Ms. Dunham is the recipient of ten honorary doctorates, numerous awards, including the Kennedy Center Honors. As well, she continues to receive the admiration and devotion of the hundreds of students and colleagues whose lives have been enriched. Women’s International Center is privileged to offer the Living Legacy Award to a magnificent teacher, dancer, choreographer, actress and humanitarian, Katherine Dunham.
The United States Postal Service has honored ten of America’s most illustrious poets of the 20th century on 45-cent First-Class Mail Forever stamps. Among those chosen was Robert Hayden, the first African-American to be appointed Poet Laureate. Hayden was also a longtime Baha’i.
Born Asa Bundy Sheffey in 1913 in the Paradise Valley neighborhood of Detroit, Mr. Hayden spent much of his time reading and writing. He attended Detroit City College (now Wayne State University) on a scholarship and earned a master’s degree at the University of Michigan, where he was mentored by celebrated poet W.H. Auden.
In 1943, while in graduate school, Mr. Hayden became acquainted with the Baha’i Faith and was drawn to its focus on racial harmony. He incorporated those beliefs into his poems and thought of himself as an American poet, rather than a black poet.
Mr. Hayden was awarded the grand prize for poetry in 1966 for his collection Ballad of Remembrance at the First World Festival of Negro Arts held in Senegal. The award earned him long-awaited worldwide recognition. In 1976, he was named Consultant in Poetry to the Library of Congress, which later became the esteemed title Poet Laureate of the United States. His poetry is wide-ranging and includes tributes to black leaders such as Dr. Martin Luther King, folklore, politics, life in the slums and the Vietnam War. One of his most-well-known poems is “Those Winter Sundays,” in which a son reminisces about his father.
Robert Hayden taught at Fisk University in Nashville for 23 years and then at the University of Michigan from 1969 until his death in 1980 at age 66.
Other Twentieth-Century Poets honored by the Postal Service include Elizabeth Bishop, Joseph Brodsky, Gwendolyn Brooks, E.E. Cummings, Denise Levertov, Sylvia Plath, Theodore Roethke, Wallace Stevens and William Carlos Williams. Each stamp features a photograph of one of the 10 poets. Text on the back of the stamp sheet includes an excerpt from one poem by each poet. The art director was Derry Noyes.

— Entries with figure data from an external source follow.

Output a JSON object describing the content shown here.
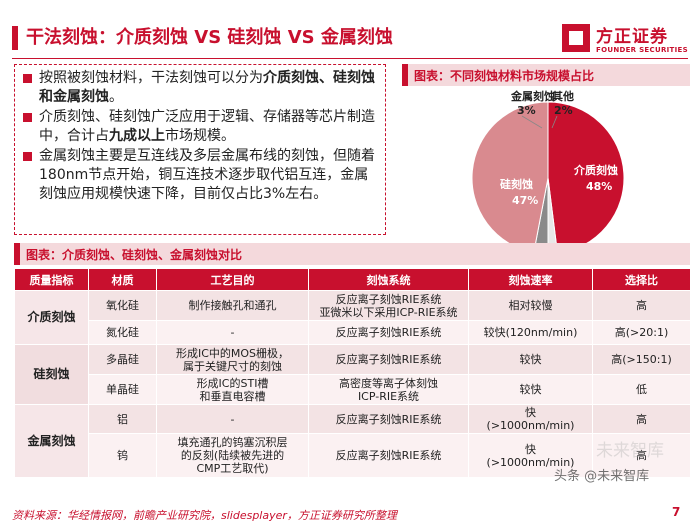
{
  "header": {
    "title": "干法刻蚀：介质刻蚀 VS 硅刻蚀 VS 金属刻蚀",
    "logo_cn": "方正证券",
    "logo_en": "FOUNDER SECURITIES"
  },
  "bullets": [
    {
      "parts": [
        {
          "t": "按照被刻蚀材料，干法刻蚀可以分为"
        },
        {
          "t": "介质刻蚀、硅刻蚀和金属刻蚀",
          "b": true
        },
        {
          "t": "。"
        }
      ]
    },
    {
      "parts": [
        {
          "t": "介质刻蚀、硅刻蚀广泛应用于逻辑、存储器等芯片制造中，合计占"
        },
        {
          "t": "九成以上",
          "b": true
        },
        {
          "t": "市场规模。"
        }
      ]
    },
    {
      "parts": [
        {
          "t": "金属刻蚀主要是互连线及多层金属布线的刻蚀，但随着180nm节点开始，铜互连技术逐步取代铝互连，金属刻蚀应用规模快速下降，目前仅占比3%左右。"
        }
      ]
    }
  ],
  "pie_section": {
    "label": "图表：不同刻蚀材料市场规模占比"
  },
  "chart_data": {
    "type": "pie",
    "title": "",
    "slices": [
      {
        "name": "介质刻蚀",
        "value": 48,
        "label": "48%",
        "color": "#c8102e"
      },
      {
        "name": "其他",
        "value": 2,
        "label": "2%",
        "color": "#e8e8e8"
      },
      {
        "name": "金属刻蚀",
        "value": 3,
        "label": "3%",
        "color": "#8a8a8a"
      },
      {
        "name": "硅刻蚀",
        "value": 47,
        "label": "47%",
        "color": "#d98a8f"
      }
    ]
  },
  "table_section": {
    "label": "图表：介质刻蚀、硅刻蚀、金属刻蚀对比"
  },
  "table": {
    "headers": [
      "质量指标",
      "材质",
      "工艺目的",
      "刻蚀系统",
      "刻蚀速率",
      "选择比"
    ],
    "groups": [
      {
        "name": "介质刻蚀",
        "rows": [
          {
            "material": "氧化硅",
            "purpose": "制作接触孔和通孔",
            "system": "反应离子刻蚀RIE系统\n亚微米以下采用ICP-RIE系统",
            "rate": "相对较慢",
            "ratio": "高"
          },
          {
            "material": "氮化硅",
            "purpose": "-",
            "system": "反应离子刻蚀RIE系统",
            "rate": "较快(120nm/min)",
            "ratio": "高(>20:1)"
          }
        ]
      },
      {
        "name": "硅刻蚀",
        "rows": [
          {
            "material": "多晶硅",
            "purpose": "形成IC中的MOS栅极，\n属于关键尺寸的刻蚀",
            "system": "反应离子刻蚀RIE系统",
            "rate": "较快",
            "ratio": "高(>150:1)"
          },
          {
            "material": "单晶硅",
            "purpose": "形成IC的STI槽\n和垂直电容槽",
            "system": "高密度等离子体刻蚀\nICP-RIE系统",
            "rate": "较快",
            "ratio": "低"
          }
        ]
      },
      {
        "name": "金属刻蚀",
        "rows": [
          {
            "material": "铝",
            "purpose": "-",
            "system": "反应离子刻蚀RIE系统",
            "rate": "快\n(>1000nm/min)",
            "ratio": "高"
          },
          {
            "material": "钨",
            "purpose": "填充通孔的钨塞沉积层\n的反刻(陆续被先进的\nCMP工艺取代)",
            "system": "反应离子刻蚀RIE系统",
            "rate": "快\n(>1000nm/min)",
            "ratio": "高"
          }
        ]
      }
    ]
  },
  "footer": {
    "source": "资料来源：华经情报网，前瞻产业研究院，slidesplayer，方正证券研究所整理",
    "page": "7",
    "watermark": "头条 @未来智库",
    "watermark_ghost": "未来智库"
  },
  "colors": {
    "brand": "#c8102e",
    "header_bg": "#f4d9dc"
  }
}
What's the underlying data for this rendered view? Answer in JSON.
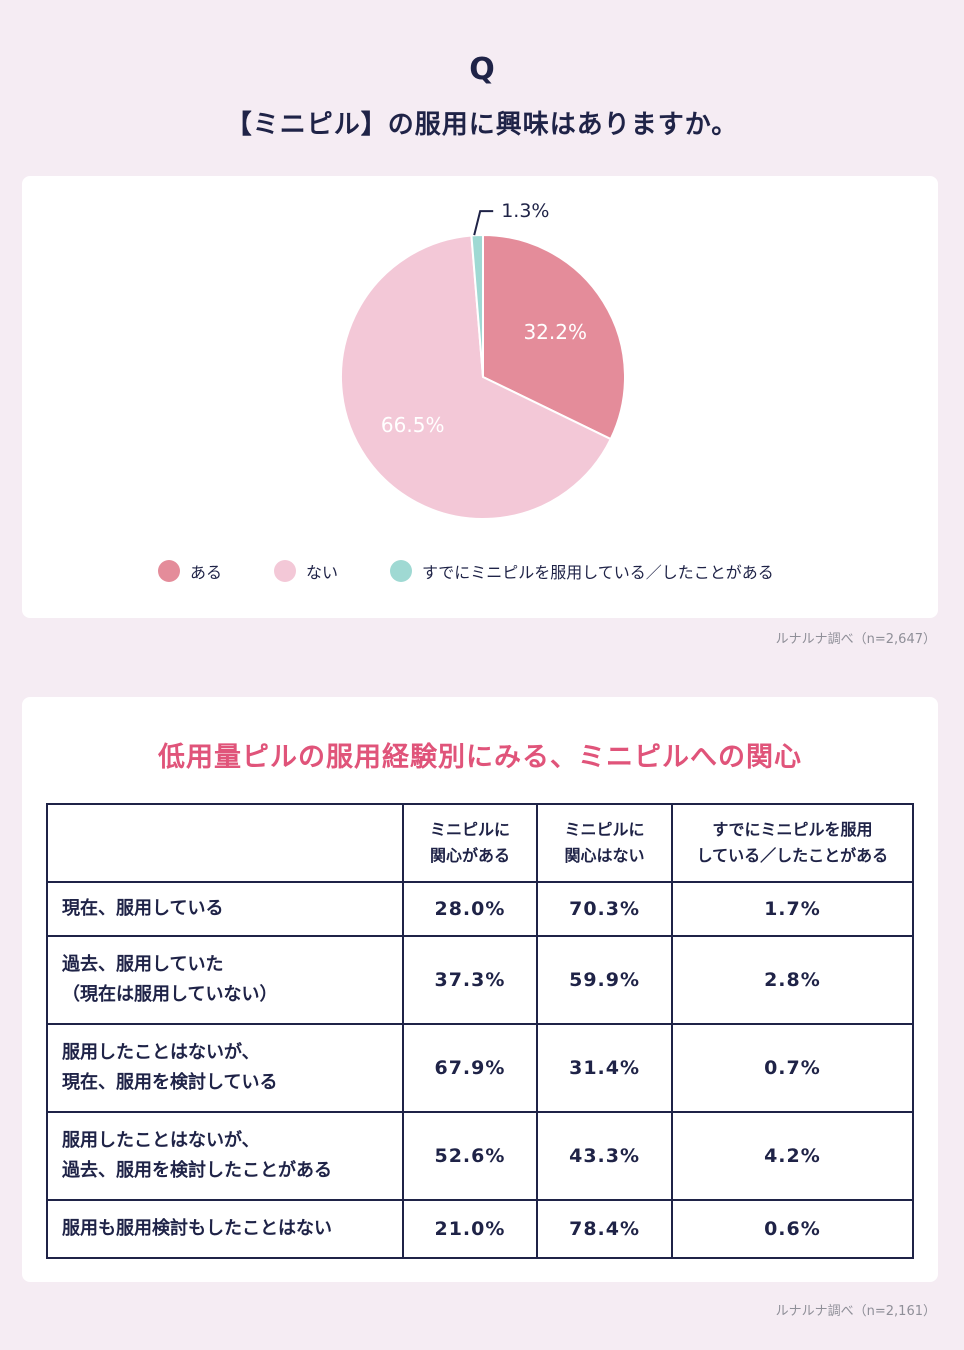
{
  "header": {
    "q_letter": "Q",
    "question": "【ミニピル】の服用に興味はありますか。"
  },
  "chart_data": {
    "type": "pie",
    "title": "",
    "slices": [
      {
        "label": "ある",
        "value": 32.2,
        "display": "32.2%",
        "color": "#e48c9a"
      },
      {
        "label": "ない",
        "value": 66.5,
        "display": "66.5%",
        "color": "#f3c8d7"
      },
      {
        "label": "すでにミニピルを服用している／したことがある",
        "value": 1.3,
        "display": "1.3%",
        "color": "#9fd9d3"
      }
    ],
    "legend_position": "bottom"
  },
  "pie_source": "ルナルナ調べ（n=2,647）",
  "table": {
    "title": "低用量ピルの服用経験別にみる、ミニピルへの関心",
    "headers": [
      "",
      "ミニピルに\n関心がある",
      "ミニピルに\n関心はない",
      "すでにミニピルを服用\nしている／したことがある"
    ],
    "rows": [
      {
        "label": "現在、服用している",
        "values": [
          "28.0%",
          "70.3%",
          "1.7%"
        ]
      },
      {
        "label": "過去、服用していた\n（現在は服用していない）",
        "values": [
          "37.3%",
          "59.9%",
          "2.8%"
        ]
      },
      {
        "label": "服用したことはないが、\n現在、服用を検討している",
        "values": [
          "67.9%",
          "31.4%",
          "0.7%"
        ]
      },
      {
        "label": "服用したことはないが、\n過去、服用を検討したことがある",
        "values": [
          "52.6%",
          "43.3%",
          "4.2%"
        ]
      },
      {
        "label": "服用も服用検討もしたことはない",
        "values": [
          "21.0%",
          "78.4%",
          "0.6%"
        ]
      }
    ]
  },
  "table_source": "ルナルナ調べ（n=2,161）"
}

Nicknamed “Campy,” Roy Campanella (1921-1993) was the first black catcher in the history of Major League Baseball. Known for his years with the Brooklyn Dodgers, the famous “Boys of Summer,” Campanella is remembered as a talented all-around player. He hit 242 home runs during his 10-year Major League career, he was a catcher in five World Series, and he was named Most Valuable Player three times.
Born in Philadelphia, Campanella began his career by playing ball with a semiprofessional Negro League team, the Bacharach Giants, during his teens. He played for the Baltimore Elite Giants from 1937 to 1945 and was considered one of the best catchers in the Negro Leagues. He also played in briefly in the Mexican League.
Campanella began playing for the Brooklyn Dodgers in 1948. During his 1953 MVP season, he hit 41 home runs, chalked up 142 RBIs, scored 103 runs, and batted .312, considered one of the best seasons ever recorded by a catcher. With Campanella, the “Boys of Summer” won five National League pennants between 1949 and 1956 and won the World Series in 1955.
In 1958, Campanella was paralyzed in a car accident, but for decades he worked behind the scenes and in community relations for the Dodgers in Los Angeles. In 1969 he was inducted into the National Baseball Hall of Fame. In 1991, two years before he died, Campanella and his wife founded The Roy and Roxie Campanella Physical Therapy Scholarship Foundation, which provides support for those living with paraplegia and funds scholarships for students who pursue degrees in physical therapy.